Les conditions climatiques se dégraderont à partir d’aujourd’hui et plusieurs questions se soulèvent sur une éventuelle cassure du «Wakashio». Si jamais le vraquier résiste au mauvais temps, pourra-t-il être renfloué ? Sombrera-t-il dans les abysses ? Que deviendra-t-il ?

Les heures du MV Wakashio, battant pavillon panaméen sont comptées. Samedi, lors d’une conférence de presse, le Premier ministre (PM) a annoncé que suite au temps qui va se dégrader, il y a un risque que le vraquier se brise en deux. «Il y a une autre fissure aux environs des cales n°6 et 7, là où le navire s’est incliné. Sé la ki li kapav kasé», a affirmé le chef du gouvernement. À noter qu’à l’heure où nous mettions sous presse, ce n’était pas encore le cas mais… 

Les services météorologiques de Vacoas annoncent pour aujourd’hui un vent du sud-est avec des rafales pouvant atteindre les 50 km/h aux endroits exposés. La météo annonce également une mer forte au-delà des récifs avec des houles du sud-ouest de l’ordre de 3 mètres allant jusqu’à 5 mètres. Les sorties en haute mer de même que dans les lagons du Sud et du Sud-Est sont déconseillées. Même si la météo prévoit une amélioration graduelle du temps tard dans la nuit, le MV Wakashio peut d’ici là être une épave.

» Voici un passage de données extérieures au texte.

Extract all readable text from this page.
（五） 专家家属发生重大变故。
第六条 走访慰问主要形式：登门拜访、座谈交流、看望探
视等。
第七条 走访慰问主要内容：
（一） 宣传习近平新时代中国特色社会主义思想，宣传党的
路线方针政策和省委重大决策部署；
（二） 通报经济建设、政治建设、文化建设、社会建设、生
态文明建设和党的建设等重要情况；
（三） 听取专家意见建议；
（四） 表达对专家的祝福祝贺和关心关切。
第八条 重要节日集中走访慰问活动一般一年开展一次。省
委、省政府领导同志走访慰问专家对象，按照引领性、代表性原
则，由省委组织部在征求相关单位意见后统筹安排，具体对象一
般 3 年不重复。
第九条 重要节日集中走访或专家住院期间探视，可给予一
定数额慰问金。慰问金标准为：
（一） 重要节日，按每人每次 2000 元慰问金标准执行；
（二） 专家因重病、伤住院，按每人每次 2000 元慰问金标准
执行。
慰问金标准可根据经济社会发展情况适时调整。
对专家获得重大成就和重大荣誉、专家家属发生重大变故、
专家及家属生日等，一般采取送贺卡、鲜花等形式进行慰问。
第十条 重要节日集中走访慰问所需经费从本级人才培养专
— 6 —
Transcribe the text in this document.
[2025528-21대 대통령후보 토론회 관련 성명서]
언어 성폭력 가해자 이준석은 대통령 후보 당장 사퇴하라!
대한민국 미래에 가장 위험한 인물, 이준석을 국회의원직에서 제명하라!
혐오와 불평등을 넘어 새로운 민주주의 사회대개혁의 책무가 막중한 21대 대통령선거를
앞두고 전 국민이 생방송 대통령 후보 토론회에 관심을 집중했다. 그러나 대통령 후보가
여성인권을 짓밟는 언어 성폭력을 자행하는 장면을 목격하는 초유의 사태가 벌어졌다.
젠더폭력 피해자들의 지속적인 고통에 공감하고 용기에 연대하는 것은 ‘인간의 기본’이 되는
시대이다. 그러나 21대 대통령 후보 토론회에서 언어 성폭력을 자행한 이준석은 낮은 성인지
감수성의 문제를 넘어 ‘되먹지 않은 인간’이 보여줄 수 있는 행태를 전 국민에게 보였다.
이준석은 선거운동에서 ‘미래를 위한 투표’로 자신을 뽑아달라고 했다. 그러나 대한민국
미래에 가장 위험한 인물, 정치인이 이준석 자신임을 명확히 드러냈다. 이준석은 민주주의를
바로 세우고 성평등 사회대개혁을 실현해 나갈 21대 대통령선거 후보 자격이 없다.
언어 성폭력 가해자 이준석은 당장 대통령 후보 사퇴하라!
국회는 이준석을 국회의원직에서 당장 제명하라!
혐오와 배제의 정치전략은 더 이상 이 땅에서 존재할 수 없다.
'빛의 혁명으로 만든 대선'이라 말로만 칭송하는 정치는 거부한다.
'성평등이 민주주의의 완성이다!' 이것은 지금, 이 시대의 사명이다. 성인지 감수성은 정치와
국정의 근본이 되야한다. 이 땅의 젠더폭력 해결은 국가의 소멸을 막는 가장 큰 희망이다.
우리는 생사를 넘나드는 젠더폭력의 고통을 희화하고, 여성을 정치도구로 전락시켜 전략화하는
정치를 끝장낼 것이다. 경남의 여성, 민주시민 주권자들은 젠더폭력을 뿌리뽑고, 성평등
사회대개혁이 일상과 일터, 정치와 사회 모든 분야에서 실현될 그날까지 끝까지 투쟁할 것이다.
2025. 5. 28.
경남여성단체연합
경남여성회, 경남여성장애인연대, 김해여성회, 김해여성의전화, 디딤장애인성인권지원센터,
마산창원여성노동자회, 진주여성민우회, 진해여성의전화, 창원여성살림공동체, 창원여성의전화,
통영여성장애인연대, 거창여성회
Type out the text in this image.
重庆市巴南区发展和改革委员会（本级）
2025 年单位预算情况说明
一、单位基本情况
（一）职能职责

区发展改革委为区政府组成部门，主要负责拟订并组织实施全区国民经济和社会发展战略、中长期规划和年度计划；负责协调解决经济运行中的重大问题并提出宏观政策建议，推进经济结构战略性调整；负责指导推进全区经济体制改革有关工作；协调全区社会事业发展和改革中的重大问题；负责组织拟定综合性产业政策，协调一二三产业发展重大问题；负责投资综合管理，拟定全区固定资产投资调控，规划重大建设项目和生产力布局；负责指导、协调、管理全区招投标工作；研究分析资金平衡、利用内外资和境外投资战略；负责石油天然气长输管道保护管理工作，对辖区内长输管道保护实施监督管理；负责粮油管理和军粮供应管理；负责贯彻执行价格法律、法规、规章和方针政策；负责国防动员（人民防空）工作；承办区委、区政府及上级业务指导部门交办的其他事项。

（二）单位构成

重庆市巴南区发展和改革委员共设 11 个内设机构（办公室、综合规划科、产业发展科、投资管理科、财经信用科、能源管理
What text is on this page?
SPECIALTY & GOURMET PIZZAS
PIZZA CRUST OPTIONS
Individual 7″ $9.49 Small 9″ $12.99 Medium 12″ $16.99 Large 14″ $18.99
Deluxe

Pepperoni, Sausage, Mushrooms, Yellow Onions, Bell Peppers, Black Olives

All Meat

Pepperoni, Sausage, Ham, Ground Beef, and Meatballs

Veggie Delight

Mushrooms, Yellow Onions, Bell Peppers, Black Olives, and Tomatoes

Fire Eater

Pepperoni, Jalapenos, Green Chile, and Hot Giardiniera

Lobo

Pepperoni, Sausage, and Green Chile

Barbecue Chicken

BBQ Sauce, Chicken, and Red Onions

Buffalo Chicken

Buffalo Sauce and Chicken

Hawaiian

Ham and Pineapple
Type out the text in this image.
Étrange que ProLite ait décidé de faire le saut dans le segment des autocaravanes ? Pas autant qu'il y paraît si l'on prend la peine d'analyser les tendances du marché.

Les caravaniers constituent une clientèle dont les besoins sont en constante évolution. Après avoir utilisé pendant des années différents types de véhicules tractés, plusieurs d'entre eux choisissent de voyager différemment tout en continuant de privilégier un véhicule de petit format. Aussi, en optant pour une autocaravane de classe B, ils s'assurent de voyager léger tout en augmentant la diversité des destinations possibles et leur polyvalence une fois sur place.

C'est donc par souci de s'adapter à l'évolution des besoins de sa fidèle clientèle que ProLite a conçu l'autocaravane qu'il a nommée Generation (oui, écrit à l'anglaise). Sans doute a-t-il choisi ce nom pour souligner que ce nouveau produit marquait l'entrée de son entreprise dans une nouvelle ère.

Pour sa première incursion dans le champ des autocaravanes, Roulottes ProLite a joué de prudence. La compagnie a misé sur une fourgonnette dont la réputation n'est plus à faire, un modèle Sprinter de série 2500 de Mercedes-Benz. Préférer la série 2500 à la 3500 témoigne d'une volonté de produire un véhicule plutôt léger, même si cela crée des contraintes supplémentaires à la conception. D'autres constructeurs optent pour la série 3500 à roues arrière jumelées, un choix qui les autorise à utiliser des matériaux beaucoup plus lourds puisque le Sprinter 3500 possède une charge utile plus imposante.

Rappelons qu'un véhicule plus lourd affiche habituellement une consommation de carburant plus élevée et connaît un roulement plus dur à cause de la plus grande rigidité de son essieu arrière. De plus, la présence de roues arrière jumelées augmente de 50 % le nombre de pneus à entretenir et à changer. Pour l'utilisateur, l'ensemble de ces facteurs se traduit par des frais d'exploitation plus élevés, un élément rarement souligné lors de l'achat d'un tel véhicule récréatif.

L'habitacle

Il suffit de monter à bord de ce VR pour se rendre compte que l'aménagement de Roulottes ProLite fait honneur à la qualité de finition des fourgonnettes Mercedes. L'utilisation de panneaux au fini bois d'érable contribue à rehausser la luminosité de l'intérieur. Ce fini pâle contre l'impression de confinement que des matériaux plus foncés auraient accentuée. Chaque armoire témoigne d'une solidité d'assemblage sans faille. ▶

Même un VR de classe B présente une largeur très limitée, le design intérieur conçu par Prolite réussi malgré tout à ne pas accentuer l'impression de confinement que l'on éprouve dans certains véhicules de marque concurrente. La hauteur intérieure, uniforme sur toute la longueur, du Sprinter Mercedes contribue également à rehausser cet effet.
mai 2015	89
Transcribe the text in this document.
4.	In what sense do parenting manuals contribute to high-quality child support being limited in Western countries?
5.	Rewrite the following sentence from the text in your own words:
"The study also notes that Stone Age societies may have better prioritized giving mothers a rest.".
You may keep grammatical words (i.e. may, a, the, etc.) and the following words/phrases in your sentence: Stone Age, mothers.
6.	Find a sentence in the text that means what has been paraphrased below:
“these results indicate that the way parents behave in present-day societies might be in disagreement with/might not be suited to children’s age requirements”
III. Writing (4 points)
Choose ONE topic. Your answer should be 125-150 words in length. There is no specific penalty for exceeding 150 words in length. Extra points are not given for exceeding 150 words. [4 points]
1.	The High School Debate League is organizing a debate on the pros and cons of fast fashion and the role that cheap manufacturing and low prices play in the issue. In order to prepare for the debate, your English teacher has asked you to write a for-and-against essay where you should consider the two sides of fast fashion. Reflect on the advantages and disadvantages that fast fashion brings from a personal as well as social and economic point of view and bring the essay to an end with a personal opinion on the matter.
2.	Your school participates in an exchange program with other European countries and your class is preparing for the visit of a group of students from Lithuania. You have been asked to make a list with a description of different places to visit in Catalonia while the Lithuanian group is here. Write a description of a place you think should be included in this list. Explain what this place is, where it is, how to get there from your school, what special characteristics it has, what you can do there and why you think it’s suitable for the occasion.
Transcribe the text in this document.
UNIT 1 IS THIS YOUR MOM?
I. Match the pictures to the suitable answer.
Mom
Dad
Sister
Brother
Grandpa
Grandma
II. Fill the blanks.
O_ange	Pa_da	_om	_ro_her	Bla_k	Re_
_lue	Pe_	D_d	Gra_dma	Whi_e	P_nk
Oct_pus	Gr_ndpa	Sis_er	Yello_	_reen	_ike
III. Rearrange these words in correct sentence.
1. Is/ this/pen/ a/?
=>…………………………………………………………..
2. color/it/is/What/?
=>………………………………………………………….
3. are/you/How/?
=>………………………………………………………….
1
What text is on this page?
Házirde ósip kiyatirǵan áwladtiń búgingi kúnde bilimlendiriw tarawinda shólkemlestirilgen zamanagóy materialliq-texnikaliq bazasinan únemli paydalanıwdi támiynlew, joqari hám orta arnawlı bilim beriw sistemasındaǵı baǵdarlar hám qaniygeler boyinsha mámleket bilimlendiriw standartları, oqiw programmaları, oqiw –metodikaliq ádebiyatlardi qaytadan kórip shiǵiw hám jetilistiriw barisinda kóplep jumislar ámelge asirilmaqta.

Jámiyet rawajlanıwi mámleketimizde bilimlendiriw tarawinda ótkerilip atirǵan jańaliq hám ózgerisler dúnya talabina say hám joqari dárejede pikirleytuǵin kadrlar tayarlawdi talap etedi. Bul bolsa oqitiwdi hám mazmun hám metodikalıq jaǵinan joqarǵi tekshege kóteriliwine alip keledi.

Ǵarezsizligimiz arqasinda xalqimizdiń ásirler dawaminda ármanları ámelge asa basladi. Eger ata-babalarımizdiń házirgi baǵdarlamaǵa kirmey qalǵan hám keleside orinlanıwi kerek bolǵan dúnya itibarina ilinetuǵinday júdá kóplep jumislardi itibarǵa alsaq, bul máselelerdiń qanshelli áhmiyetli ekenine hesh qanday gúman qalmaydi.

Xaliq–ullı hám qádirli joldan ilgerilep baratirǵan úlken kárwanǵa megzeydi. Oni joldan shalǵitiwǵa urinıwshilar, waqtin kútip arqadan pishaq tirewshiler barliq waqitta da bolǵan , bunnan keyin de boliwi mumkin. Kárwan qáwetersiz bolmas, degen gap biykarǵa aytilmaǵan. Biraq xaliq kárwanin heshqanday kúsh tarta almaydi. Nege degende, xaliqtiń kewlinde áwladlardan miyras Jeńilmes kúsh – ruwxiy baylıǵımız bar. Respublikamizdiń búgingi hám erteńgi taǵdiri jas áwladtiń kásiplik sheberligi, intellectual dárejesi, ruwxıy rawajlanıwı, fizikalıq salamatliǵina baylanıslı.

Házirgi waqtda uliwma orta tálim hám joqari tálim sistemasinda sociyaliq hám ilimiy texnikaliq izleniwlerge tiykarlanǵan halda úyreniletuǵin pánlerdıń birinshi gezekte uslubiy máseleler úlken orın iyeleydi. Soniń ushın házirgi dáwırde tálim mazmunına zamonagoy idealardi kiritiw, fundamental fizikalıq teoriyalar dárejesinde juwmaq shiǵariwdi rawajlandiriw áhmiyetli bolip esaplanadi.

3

Ce que confirme une source scientifique. Tous les matériaux à bord se dégradent. Le bateau peut se fissurer encore plus. «Nous sommes dans un fractual processus avancé. Le vraquier n’a pas beaucoup de temps devant lui.» Les deux réservoirs qui sont jusqu’à présent intacts vont être affectés à cause de la corrosion et des forces du vent et des vagues. D’où l’urgence de pomper rapidement l’huile lourde à bord. «C’est un produit extrêmement dangereux. Il est hautement volatil. Il faut que le gouvernement pompe cette huile le plus vite possible. Quatre compagnies pétrolières à Maurice ont les équipements et l’expertise nécessaires. Elles peuvent non seulement assurer la sécurité mais aussi accélérer la capacité de stockage.» Selon notre source, il semble que l’urgence de la situation n’ait pas été comprise. Elle met aussi en garde contre la mauvaise manipulation de cette huile lourde par les volontaires. Une explosion serait une catastrophe. D’où le besoin que le fioul soit collecté de façon professionnelle.

Un professionnel maritime abonde dans le même sens. Il aurait fallu pomper toute cette huile depuis le début. «L’huile lourde est tellement visqueuse qu’il faut la chauffer pour que le pompage aille plus vite. Je ne suis pas sûr que ce soit ce qui se fait car il n’y a pas d’électricité à bord. L’huile est pompée à froid.» Lors de l’échouement d’Angel 1, en 2011, les «salvers» ont pris trois semaines pour pomper 1 100 tonnes métriques de fioul. Si le vraquier se casse en deux, il y a un risque que tout ce mazout se déverse et souille encore plus le lagon. Lors de la conférence de presse samedi, le Premier ministre a affirmé que des dispositions seront prises pour que la partie du bateau qui abrite le fioul soit sécurisée avec des remorqueurs. Entre-temps, des hélicoptères font le va-et-vient entre le vraquier et la terre ferme pour y déposer des cubitainers. Mais les autorités font face à deux problèmes de taille, soit une saturation de la capacité de stockage et la capacité des pompes qui est limitée. «Engen et Indian Oil nous ont donné deux barges mais elles sont remplies, ainsi que d’autres capacités de stockage. Valer di zour nou pena kapasité pou stock tou delwil.» Les équipements venant de La Réunion devraient accélérer l’exercice de pompage.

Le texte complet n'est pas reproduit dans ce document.